Di bawah bulat bulan saat gerhana hendak membalut langit beberapa waktu lalu, Yun sadar Ia tidak menulis puisi di masa rehatnya kini. “Mustinya saya tulis puisi robot itu ya?” Yun kembali mencoba terbahak.

Yun mengaku, juga tidak menggarap naskah drama saat ini. Tapi Yun, masih menyelipkan dua pisau silet dalam dompetnya. Mendadak Ia keluarkan. Lalu dipraktikkannya atraksi debus.

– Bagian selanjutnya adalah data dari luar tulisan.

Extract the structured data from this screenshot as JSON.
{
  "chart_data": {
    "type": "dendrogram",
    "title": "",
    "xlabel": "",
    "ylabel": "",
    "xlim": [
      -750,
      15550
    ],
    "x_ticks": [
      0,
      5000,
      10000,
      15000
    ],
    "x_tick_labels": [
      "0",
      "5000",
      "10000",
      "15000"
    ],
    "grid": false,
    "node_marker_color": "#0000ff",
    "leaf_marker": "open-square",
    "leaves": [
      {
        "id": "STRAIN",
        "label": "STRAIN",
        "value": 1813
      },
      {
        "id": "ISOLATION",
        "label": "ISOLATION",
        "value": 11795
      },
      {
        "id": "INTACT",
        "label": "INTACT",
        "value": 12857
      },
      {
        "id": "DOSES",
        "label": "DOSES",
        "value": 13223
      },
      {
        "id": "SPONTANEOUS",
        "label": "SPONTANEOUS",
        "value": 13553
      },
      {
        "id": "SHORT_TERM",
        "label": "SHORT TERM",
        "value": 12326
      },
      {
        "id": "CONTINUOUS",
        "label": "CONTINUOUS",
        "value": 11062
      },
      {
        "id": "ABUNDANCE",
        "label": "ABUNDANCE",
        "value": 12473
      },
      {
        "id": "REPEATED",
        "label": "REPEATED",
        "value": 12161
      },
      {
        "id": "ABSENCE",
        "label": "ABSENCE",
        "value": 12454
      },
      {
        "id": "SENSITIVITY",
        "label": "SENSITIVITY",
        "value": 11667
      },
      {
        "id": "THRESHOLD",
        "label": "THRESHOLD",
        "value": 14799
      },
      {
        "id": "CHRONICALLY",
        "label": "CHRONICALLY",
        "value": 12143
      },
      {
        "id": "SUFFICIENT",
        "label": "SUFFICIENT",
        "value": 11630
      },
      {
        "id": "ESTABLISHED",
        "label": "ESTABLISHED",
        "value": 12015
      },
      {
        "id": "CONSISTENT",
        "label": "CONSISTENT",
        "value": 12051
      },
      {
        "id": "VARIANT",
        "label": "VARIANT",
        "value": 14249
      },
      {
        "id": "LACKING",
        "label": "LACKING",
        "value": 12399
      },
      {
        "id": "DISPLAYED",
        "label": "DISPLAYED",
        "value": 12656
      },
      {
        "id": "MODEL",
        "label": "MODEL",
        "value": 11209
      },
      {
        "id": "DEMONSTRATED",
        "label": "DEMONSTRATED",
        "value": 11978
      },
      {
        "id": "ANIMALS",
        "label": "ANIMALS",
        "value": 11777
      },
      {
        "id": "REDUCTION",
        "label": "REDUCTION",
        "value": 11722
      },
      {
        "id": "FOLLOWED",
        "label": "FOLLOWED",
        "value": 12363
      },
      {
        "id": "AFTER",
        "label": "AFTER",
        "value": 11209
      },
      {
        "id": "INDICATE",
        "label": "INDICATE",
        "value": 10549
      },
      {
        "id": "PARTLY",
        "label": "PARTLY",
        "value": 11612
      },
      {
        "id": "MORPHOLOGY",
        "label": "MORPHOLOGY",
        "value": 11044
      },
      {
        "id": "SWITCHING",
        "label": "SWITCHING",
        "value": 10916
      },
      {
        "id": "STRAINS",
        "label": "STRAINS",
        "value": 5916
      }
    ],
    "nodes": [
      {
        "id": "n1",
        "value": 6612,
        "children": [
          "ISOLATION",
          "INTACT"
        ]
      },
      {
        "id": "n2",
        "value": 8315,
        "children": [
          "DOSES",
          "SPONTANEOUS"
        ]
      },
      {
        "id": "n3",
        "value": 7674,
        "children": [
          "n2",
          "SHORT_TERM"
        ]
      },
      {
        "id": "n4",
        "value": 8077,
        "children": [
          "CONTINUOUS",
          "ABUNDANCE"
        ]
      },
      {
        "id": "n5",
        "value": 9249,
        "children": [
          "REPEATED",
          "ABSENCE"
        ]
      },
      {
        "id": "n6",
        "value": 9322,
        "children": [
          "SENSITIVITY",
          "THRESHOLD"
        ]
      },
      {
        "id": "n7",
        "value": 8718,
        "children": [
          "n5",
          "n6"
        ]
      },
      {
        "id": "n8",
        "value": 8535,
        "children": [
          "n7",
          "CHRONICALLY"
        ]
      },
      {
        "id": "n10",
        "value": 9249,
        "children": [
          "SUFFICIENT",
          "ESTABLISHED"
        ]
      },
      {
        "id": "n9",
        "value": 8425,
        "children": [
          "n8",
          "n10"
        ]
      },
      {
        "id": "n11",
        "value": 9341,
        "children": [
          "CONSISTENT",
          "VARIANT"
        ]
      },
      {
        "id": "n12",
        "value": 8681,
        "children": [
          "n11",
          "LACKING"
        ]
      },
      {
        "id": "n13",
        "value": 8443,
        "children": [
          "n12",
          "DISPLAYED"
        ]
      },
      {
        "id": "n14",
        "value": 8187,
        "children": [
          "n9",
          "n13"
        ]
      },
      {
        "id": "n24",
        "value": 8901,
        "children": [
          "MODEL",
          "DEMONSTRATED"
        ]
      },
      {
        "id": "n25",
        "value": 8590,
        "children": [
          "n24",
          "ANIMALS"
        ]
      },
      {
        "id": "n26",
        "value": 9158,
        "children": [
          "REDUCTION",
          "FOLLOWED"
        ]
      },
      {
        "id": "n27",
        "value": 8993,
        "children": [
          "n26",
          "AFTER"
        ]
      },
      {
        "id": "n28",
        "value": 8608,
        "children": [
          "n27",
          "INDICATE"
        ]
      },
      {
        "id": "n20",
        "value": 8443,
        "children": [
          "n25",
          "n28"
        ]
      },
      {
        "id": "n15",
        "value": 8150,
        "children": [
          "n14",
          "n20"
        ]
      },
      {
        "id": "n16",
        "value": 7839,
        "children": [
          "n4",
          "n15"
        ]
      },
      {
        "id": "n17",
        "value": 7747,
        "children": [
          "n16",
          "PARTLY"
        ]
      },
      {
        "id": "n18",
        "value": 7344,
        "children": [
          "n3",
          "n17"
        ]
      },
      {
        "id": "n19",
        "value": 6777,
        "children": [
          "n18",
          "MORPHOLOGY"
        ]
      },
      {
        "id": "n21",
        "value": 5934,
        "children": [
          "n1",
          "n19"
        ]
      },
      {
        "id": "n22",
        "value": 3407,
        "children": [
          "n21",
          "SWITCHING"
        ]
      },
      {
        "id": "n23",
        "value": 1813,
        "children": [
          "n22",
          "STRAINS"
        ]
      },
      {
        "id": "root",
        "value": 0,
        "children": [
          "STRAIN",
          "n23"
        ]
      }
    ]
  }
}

Bagi Yun, puisi dan teater bagian dari hidupnya. Tapi, seni debus labuhan hatinya. “Seperti istri dan anak, sama-sama saya cinta,” katanya. Pemain debus sangat sedikit, berbeda dengan pegiat puisi dan teater. Itulah alasannya, kenapa Yun memilih debus sebagai kesenian utama yang digeluti.

Selain itu, seni debus membuatnya semakin dekat dengan Sang Khalik. Menurutnya, pemain debus harus dekat dengan Allah. Jadi bukan rapai yang melindungi tubuh dari senjata tajam.

“Tabuhan rapai hanya penggiring, yang melindungi tubuh ya. Allah,” jelas Yun. Yakin itu, Ia pun mempopulerkan debus dengan musik rock. Ia menampik, debus harus identik dengan rapai.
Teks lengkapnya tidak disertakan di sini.